TOP All of the bathrooms are kitted out with accessibility in mind. “The bathroom fittings [from SA Plumbing Supply], such as the basins and grab rails, are really high quality and more design-led than what you’d normally see,” says Pat. “We wanted to create a beautiful home and have this overlay of accessibility as well. It was a consideration for our clients right from their initial brief, and having that emphasis early on meant we were able to integrate it into the design from the get-go, rather than having it be an afterthought.” ABOVE The building of two parts is linked by a single, large, cedar-lined roof ‘draped’ over the entire house. The superstructure of the building is timber framed using locally grown pine, augmented with steel with a high recycled content only when necessary to achieve spans and lightness. All the timbers used have Forest Stewardship Council or other certification, and the finishes were considered in terms of their low toxicity and environmental certifications.
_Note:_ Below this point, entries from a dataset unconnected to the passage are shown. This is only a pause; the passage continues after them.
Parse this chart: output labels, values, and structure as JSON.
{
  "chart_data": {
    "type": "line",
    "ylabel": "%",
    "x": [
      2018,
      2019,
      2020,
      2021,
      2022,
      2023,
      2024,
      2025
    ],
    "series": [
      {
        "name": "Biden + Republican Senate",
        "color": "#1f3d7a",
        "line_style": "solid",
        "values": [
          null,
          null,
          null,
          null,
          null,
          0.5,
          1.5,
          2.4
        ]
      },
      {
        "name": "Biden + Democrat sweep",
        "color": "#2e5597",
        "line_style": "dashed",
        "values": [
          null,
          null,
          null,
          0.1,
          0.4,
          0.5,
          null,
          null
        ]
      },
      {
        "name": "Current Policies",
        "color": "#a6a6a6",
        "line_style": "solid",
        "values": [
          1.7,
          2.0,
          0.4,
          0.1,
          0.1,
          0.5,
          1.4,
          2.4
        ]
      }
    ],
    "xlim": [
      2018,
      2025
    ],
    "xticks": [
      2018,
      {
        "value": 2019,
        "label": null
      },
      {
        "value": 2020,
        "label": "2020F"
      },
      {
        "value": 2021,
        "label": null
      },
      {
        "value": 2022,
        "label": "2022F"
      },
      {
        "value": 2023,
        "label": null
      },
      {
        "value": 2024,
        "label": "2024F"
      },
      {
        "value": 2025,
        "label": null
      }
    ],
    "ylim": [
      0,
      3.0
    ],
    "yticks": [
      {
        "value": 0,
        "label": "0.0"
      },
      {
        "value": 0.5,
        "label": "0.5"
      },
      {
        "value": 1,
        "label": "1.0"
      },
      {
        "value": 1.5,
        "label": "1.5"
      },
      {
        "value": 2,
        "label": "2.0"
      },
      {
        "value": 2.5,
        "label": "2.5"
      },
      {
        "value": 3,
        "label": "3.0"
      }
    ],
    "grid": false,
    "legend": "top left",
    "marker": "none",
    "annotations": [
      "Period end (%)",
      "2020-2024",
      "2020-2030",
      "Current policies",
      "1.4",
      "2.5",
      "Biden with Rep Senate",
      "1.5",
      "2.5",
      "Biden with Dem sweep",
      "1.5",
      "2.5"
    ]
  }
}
“Sustainability has been a big part of the practice’s philosophy for a long time now,” he explains. “We continue to get better at it, we continue to learn. We give houses longevity beyond even their current owners, and that accessibility notion is another thing that does that. If you can make a house that’s as useful for someone in their 80s as it is for someone in their teens, you’ve got a house that’ll have longevity. Having happy clients is basically why we do this — that’s my take on it anyway!”